Europe’s largest ever battery storage facility has commenced operating in Northern Scotland, The Times has reported.
The site’s location, midway between Inverness and Aberdeen, was carefully selected by Zenobe to take full advantage of an area where huge amounts of wind power are fed into the National Grid from offshore wind farms. The project already has the capacity to store enough power to deliver 200 megawatts of electricity for two hours and is due to be expanded next year, by which time it will be capable of supplying 300 megawatts of electricity; enough for every household in Scotland.
The project promises to alleviate the current limitations to the grid in the area. Up until now the grid has lacked the capacity to transport the power to where it has been needed. As there has been no way of storing the surplus power, the wind farms have actually been paid “millions of pounds to switch off”. The Blackhillock facility will have the capacity to store the surplus generated energy for use at times “when the wind does not blow and the sun does not shine”.

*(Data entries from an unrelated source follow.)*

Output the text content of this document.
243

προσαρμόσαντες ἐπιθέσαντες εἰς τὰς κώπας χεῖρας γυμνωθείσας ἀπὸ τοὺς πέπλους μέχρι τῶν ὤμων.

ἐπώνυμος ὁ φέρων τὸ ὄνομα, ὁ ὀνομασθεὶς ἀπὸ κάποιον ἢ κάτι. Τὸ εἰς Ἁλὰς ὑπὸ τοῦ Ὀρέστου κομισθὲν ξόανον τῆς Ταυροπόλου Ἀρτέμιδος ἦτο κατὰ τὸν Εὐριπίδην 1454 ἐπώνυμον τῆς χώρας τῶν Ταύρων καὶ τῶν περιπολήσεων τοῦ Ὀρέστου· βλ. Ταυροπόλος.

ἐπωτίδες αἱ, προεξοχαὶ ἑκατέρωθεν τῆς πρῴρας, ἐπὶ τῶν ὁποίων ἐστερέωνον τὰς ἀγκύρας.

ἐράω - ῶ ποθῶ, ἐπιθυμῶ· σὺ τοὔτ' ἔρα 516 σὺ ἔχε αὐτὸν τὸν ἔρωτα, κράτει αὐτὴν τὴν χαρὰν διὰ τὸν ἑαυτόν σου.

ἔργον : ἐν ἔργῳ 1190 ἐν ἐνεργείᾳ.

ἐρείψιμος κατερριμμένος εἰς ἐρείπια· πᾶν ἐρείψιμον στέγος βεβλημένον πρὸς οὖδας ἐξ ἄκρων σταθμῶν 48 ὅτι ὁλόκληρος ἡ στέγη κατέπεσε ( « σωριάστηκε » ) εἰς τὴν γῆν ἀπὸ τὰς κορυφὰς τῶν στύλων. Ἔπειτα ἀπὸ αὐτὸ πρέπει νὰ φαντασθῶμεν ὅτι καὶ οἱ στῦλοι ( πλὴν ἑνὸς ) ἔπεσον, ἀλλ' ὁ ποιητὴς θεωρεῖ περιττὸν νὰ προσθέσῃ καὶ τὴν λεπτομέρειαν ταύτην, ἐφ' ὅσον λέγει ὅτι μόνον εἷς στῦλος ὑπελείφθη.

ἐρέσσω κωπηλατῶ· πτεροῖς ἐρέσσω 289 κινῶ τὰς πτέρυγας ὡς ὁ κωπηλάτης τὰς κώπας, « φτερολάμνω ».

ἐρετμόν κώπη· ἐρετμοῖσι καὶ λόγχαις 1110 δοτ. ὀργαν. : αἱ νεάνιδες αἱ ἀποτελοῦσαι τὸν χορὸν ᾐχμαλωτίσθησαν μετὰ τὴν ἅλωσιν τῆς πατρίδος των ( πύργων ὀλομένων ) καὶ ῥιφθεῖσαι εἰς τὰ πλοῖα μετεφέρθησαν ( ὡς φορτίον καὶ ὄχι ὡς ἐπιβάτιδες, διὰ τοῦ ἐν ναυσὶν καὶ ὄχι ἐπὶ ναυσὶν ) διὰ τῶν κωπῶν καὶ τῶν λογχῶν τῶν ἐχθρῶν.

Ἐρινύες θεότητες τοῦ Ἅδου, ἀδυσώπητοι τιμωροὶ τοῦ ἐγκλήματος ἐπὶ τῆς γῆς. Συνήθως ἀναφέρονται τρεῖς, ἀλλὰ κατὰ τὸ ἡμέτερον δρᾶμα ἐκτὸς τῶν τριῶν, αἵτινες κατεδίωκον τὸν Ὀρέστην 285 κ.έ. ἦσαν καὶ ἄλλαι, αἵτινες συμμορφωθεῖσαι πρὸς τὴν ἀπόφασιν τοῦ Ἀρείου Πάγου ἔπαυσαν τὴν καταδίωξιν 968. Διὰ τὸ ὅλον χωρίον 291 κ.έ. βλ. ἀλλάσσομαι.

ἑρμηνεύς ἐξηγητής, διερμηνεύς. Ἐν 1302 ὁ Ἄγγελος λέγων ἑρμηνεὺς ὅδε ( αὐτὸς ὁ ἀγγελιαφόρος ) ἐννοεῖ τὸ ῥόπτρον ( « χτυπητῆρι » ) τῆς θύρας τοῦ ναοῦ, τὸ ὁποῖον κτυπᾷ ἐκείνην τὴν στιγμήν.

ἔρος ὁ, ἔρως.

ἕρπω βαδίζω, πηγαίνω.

Zenobe’s plans for Scotland don’t end there. Another 300 megawatt battery project is in the pipeline in Kilmarnock and a 400 megawatt site is planned at Eccles in the Scottish borders.
All positive signs, although Zenobe’s co-founder, James Basden, has confessed that there are still challenges to be met, with the Electricity System Operator currently preferring to use big power plants rather than multiple small battery storage facilities, due to “software and staffing limitations”.
Notwithstanding the above, the delivery of renewable energy technology in Scotland seems to have arrived at just the right time.
Emily Gosden, ‘Europe’s biggest battery storage project goes live in Scotland’, The Times, 3 March 2025.